Comme Des Garçon's "Infinity of Tailoring"
In an industrial side chamber of the Garage du Turenne, an old Martin Margiela haunt in the heart of the Marais, amid the metal tubes filed into cubby holes and lamps dangling from the exposed rafters, select guests perched on fold-up chairs, listening to the hum of an industrial cylinder hidden somewhere in this bomb-site of a space, evoking an experimental laboratory of sorts and, as such, making the perfect setting for the Comme des Garçons autumn/winter 2013 show.
When the models began parading slowly down the narrow concrete space left vacant in the center of the room, guests gazed on in quiet wonder at what the designer Rei Kawakubo, described backstage as being about “the infinity of tailoring.”
Models came down the runway in head pieces fashioned into twisted, wiry wigs in subtle winter colors. There were clown-like suits, with materials added on to the surfaces in bunches and ruffles without bounds to create exaggerated, cheeky, humorous silhouettes expanding upon deliberately ill-fitting suits.
Materials were bunched up and folded onto a checked jacket to create a multi-dimensional pair of three-quarter length trousers puffed out with twists in the material, worn with this over-sized top half which cinched at the waist with a single button and featured arm designs each bearing a different set of clustered extras.
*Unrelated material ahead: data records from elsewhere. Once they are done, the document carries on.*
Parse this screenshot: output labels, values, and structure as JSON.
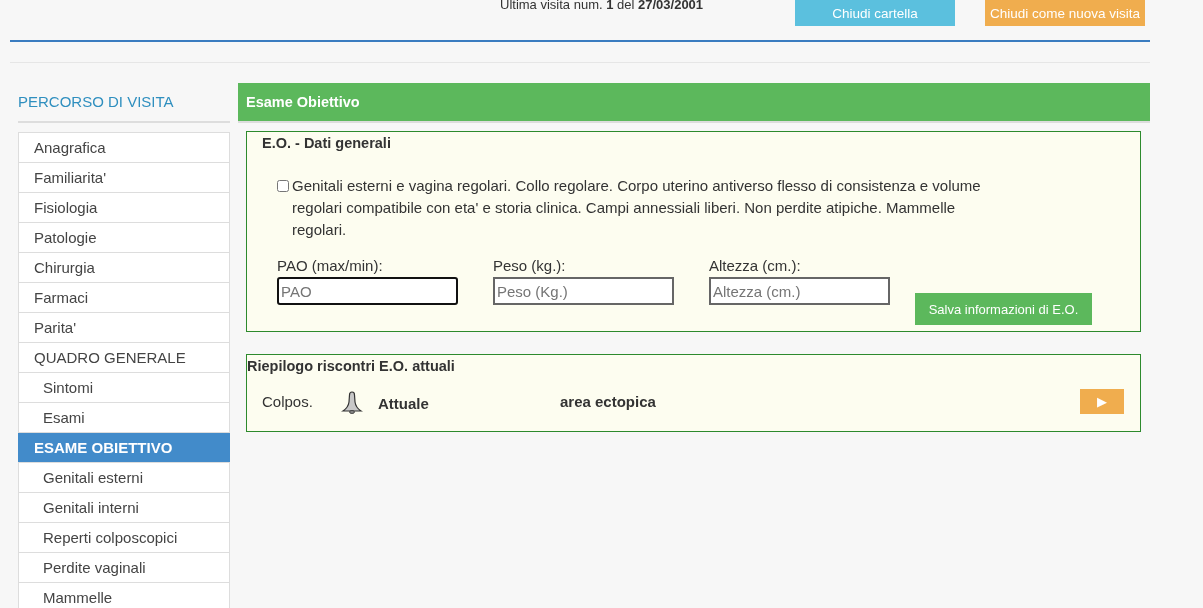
{
  "header": {
    "last_visit": "Ultima visita num. **1** del **27/03/2001**",
    "buttons": [
      {
        "label": "Chiudi cartella",
        "kind": "info"
      },
      {
        "label": "Chiudi come nuova visita",
        "kind": "warning"
      }
    ]
  },
  "sidebar": {
    "title": "PERCORSO DI VISITA",
    "items": [
      {
        "label": "Anagrafica",
        "kind": "item",
        "selected": false
      },
      {
        "label": "Familiarita'",
        "kind": "item",
        "selected": false
      },
      {
        "label": "Fisiologia",
        "kind": "item",
        "selected": false
      },
      {
        "label": "Patologie",
        "kind": "item",
        "selected": false
      },
      {
        "label": "Chirurgia",
        "kind": "item",
        "selected": false
      },
      {
        "label": "Farmaci",
        "kind": "item",
        "selected": false
      },
      {
        "label": "Parita'",
        "kind": "item",
        "selected": false
      },
      {
        "label": "QUADRO GENERALE",
        "kind": "item",
        "selected": false
      },
      {
        "label": "Sintomi",
        "kind": "sub",
        "selected": false
      },
      {
        "label": "Esami",
        "kind": "sub",
        "selected": false
      },
      {
        "label": "ESAME OBIETTIVO",
        "kind": "item",
        "selected": true
      },
      {
        "label": "Genitali esterni",
        "kind": "sub",
        "selected": false
      },
      {
        "label": "Genitali interni",
        "kind": "sub",
        "selected": false
      },
      {
        "label": "Reperti colposcopici",
        "kind": "sub",
        "selected": false
      },
      {
        "label": "Perdite vaginali",
        "kind": "sub",
        "selected": false
      },
      {
        "label": "Mammelle",
        "kind": "sub",
        "selected": false
      }
    ]
  },
  "main": {
    "title": "Esame Obiettivo",
    "general": {
      "title": "E.O. - Dati generali",
      "normal_check": {
        "label": "Genitali esterni e vagina regolari. Collo regolare. Corpo uterino antiverso flesso di consistenza e volume regolari compatibile con eta' e storia clinica. Campi annessiali liberi. Non perdite atipiche. Mammelle regolari.",
        "checked": false
      },
      "fields": [
        {
          "label": "PAO (max/min):",
          "placeholder": "PAO"
        },
        {
          "label": "Peso (kg.):",
          "placeholder": "Peso (Kg.)"
        },
        {
          "label": "Altezza (cm.):",
          "placeholder": "Altezza (cm.)"
        }
      ],
      "save_button": "Salva informazioni di E.O."
    },
    "summary": {
      "title": "Riepilogo riscontri E.O. attuali",
      "rows": [
        {
          "exam": "Colpos.",
          "status": "Attuale",
          "finding": "area ectopica",
          "action": "▶"
        }
      ]
    }
  }
}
In another look, oblong scraps of material embellished a gray suit, and were sewn on in multiple layers to the jacket’s exterior, creating wide shoulders and a surface that looked like it was sprouting more material. It was paired with wide school-boy like shorts covered in more scraps and worn over a loose gray shirt tucked out, revealing pale bear legs and boyish black pumps with ankle-high socks.Nothing glamorous here at all.
Expanding on the theme, black oblong layers of material, like scraps left in the cutting room, were sewn on to the surface, beginning at the shoulders of the jacket and continued down to the ankles, creating an entire silhouette made up of small scraps of black material which made one think that Big Bird had gone couture for the night.
Then came a crumpled back skirt suit with arms that blossomed below the elbow, looking like giant tulips about to drop to the floor.
The exaggerated silhouettes of the collection were enhanced by stripes which were introduced in several pieces. In one case, exaggerated shoulders were created by adding more and more dimensions to the shape, extending out to the sides, which made this season’s broad shoulders seem narrow.
In another striped creation, a coat was embellished with material twisted like a turban, which wound down the arms towards the wrists.
For another suit, material was bunched into rose-like shapes and molded onto a dark pin striped suit, with ankles that tapered in towards the legs, creating a punkish cyber look which indeed took tailoring towards infinity.
One gray suit with knee-length culottes, featured arms and shoulders which were so exaggerated that they resembled a kind of genetically enhanced queen bee with wings about to take flight.
Some of the shoulder and arm designs were so gigantic that models had to turn sideways to allow other models to pass by.
After a series of dark looks, mostly blacks and some grays, shades of wine red perhaps originating from the grape-like clusters up above on the models heads, made their way into the collection which concluded with a half-dozen multi-colored suits with dizzying arrays of pattern combinations in bright and cheerful colors, including both short suits and skirt suits, upon which the oversized flower clusters, almost dangling from the surfaces, were matched by the floral patterns on the materials calling for autumn and winter to be over and the spring to begin.